Xbox Live Arcade however is bringing a whole new era to the retro and even more modern variations of classics. Bankshot Billiards 2 is a traditional top down view of pool, more alike to variations of pool that appeared on Yahoo! Games. Although the graphics are not bad at all, everything you need is there, the game has been criticised.

For one, the game at launch is the most expensive of the line up, although as it is online multiplayer for those with a Xbox Live Gold Account. This means you will have far more fun playing against your friends rather than against the computer opponent.

Once you get on the way, the game is pure sit back and enjoy fun with a refreshing drink in one hand and your wireless controller in the other. There are many variations of pool available such as 8-ball, 9-ball and the European variety. However some of the rules seem to be rather different to those I remember playing in the pub with the lads. This seems more apparent in the European rules where you think you made a foul and after the shock you realise it is still your go. Puzzling to say the least. Other than the normal pool there are other modes such as the interesting trick shots, cutthroat, 14.1 continuous, 3-ball, time trial and golf. These add extra incentive to spend more time on the game, however the meat of the game is in its traditional pool variations.

The balls do seem to react like they would in a real pool game, even if they seem to roll a little too far at times. Getting used to the control method is a little time consuming though as what you expect to happen on screen doesn’t actually reflect from the movement of the analogue sticks. The pockets do suffer from the ‘magnet’ effect, by this I mean the balls seem to be dragged into the pocket rather than rolling in.

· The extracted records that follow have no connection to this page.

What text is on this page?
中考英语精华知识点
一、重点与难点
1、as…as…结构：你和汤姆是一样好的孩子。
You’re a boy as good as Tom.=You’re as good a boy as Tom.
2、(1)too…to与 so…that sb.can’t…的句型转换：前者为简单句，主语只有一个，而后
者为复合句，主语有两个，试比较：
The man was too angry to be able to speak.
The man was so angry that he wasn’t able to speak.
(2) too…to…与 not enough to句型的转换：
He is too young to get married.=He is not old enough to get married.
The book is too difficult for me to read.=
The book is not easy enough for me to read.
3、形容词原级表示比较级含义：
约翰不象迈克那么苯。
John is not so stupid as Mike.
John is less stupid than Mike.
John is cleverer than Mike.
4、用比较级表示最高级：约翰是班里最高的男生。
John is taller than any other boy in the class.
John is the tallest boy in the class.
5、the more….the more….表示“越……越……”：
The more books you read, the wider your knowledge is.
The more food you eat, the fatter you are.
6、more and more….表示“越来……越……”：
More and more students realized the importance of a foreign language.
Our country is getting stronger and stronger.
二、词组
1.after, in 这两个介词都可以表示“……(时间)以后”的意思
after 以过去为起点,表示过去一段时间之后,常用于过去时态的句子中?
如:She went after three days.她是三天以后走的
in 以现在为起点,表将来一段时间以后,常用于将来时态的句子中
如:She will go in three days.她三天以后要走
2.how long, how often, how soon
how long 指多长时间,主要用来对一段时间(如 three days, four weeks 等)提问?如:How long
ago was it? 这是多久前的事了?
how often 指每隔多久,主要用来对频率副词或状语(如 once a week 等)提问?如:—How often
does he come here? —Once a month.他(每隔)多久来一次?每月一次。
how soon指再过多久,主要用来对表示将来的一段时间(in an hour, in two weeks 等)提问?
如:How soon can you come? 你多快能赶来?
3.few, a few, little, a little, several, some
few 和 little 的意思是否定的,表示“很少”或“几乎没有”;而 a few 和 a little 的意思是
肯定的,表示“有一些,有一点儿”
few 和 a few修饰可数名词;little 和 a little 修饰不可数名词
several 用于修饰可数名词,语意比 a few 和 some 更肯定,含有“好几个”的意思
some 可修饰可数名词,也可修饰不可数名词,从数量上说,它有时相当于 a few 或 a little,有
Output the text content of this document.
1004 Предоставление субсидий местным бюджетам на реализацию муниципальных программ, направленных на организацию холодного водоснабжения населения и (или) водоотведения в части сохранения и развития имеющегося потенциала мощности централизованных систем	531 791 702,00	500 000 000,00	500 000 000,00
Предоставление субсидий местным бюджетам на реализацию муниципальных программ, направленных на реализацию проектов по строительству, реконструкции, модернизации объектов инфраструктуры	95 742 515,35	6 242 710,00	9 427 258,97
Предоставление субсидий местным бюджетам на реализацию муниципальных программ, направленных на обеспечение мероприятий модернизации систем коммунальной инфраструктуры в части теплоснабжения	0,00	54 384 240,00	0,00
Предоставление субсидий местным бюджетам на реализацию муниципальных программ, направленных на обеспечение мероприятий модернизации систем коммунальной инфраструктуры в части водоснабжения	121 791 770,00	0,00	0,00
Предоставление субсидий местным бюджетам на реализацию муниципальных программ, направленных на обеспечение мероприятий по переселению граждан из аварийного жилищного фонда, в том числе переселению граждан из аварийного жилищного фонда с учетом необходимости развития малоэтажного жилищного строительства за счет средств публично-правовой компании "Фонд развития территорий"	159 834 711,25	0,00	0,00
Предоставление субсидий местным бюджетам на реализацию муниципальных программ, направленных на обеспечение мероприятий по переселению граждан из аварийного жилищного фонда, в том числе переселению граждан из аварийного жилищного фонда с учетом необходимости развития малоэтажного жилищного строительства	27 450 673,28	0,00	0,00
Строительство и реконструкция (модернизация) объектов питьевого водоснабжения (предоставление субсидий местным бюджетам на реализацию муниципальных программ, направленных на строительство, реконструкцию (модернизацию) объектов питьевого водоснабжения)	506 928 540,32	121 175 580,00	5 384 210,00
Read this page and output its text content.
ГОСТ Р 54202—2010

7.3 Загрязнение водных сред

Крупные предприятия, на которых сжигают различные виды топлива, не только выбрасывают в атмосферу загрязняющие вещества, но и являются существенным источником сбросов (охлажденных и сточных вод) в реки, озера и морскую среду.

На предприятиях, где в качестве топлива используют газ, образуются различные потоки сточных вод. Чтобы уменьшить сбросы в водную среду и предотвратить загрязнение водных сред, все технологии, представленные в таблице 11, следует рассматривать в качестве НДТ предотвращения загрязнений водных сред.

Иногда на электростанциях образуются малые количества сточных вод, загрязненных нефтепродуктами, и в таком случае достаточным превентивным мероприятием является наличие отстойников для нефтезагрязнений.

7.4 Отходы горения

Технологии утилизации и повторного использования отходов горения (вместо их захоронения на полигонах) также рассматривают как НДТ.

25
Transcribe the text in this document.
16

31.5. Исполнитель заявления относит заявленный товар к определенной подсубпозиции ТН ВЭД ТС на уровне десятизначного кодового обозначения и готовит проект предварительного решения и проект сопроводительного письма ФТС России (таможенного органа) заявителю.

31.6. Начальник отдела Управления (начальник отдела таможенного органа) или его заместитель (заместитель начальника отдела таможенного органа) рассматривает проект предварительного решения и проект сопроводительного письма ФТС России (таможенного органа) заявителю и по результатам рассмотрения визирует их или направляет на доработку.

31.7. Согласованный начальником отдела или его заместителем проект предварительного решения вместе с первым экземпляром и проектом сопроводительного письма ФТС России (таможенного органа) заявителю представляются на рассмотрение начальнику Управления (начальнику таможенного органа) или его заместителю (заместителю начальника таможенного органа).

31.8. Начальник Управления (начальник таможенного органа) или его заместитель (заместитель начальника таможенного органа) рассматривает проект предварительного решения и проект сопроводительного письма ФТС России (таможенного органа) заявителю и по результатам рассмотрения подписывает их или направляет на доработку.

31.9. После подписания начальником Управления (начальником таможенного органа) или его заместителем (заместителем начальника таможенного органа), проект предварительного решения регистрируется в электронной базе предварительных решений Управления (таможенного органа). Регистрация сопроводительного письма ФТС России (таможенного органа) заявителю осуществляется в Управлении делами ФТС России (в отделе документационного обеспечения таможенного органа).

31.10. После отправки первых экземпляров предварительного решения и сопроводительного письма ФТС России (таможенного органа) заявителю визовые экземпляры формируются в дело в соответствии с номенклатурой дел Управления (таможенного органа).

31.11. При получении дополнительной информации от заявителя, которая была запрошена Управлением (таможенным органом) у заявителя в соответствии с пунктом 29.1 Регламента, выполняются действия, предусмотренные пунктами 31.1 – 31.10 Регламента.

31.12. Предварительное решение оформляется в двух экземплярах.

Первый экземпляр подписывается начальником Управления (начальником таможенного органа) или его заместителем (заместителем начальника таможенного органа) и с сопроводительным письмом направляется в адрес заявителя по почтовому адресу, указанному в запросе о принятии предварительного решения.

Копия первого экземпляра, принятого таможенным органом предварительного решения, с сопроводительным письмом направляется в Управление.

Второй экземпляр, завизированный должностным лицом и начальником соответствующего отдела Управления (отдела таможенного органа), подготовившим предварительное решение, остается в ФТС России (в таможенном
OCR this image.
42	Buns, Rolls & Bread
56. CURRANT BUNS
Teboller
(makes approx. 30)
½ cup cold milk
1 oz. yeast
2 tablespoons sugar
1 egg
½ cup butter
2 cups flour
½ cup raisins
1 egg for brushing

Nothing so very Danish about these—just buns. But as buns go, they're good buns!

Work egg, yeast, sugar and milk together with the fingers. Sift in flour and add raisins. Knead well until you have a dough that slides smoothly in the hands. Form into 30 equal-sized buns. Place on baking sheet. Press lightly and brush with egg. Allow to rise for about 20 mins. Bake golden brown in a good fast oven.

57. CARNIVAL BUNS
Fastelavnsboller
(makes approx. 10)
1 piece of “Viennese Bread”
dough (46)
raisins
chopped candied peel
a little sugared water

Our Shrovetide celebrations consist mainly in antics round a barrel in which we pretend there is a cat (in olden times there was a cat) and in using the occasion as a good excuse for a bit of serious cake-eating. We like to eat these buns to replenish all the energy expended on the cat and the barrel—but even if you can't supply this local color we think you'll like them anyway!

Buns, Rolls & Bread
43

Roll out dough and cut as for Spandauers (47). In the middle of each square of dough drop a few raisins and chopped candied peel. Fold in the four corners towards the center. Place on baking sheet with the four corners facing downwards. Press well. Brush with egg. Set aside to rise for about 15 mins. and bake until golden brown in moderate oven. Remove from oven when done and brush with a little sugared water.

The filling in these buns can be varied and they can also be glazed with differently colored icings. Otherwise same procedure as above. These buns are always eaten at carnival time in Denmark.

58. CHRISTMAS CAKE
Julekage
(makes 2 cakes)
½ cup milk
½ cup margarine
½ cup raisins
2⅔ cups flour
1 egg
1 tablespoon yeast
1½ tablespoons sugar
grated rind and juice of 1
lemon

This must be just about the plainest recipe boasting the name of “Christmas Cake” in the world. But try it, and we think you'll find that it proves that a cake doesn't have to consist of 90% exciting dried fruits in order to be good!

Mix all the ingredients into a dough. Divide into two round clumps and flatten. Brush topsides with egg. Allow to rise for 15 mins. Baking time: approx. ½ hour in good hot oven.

You can customise things like the background, but don’t expect too much from this as the game is graphically enough to please but not a masterpiece of art. In other words it does the job but maybe more time should have been spent with the paint brush here and there.

Conclusion

A satisfying top down version of pool, but with quite a few niggles. The rules seem a little obscure at times, but with a friend or two you can have oodles of online happiness, which makes even the cost of this game worthwhile in the long run.

Rating: 4 / 5 

  • Update: There is now an auto-update available for this title, which enables a so called ‘3D view’. This means you can now change the camera angle, so that you are seeing the table as you would in real life, instead of hovering above it.

    This is a great ‘free’ addition to this game and is worthy of another point on the final score.

    8 / 10

  • XOR42

    I agree with the control learning problem. There is no help, no control layout diagram, no instructions, no help with the spin, stroke pressure, and pocket selection. Zero, Nada, Nothing!

    Eg, does anyone know how to select a pocket? It says press “RB” and “Left Stick”? What is RB? I tried holding the right front edge firing button and then moving the left joy stick but nothing happens. The selected pocket remains unchanged. After days of trying I can’t figure it out. I have little hair left to pull.

    A simple game shouldn’t be this complex!

  • Right Bumper (on the top right of the controller).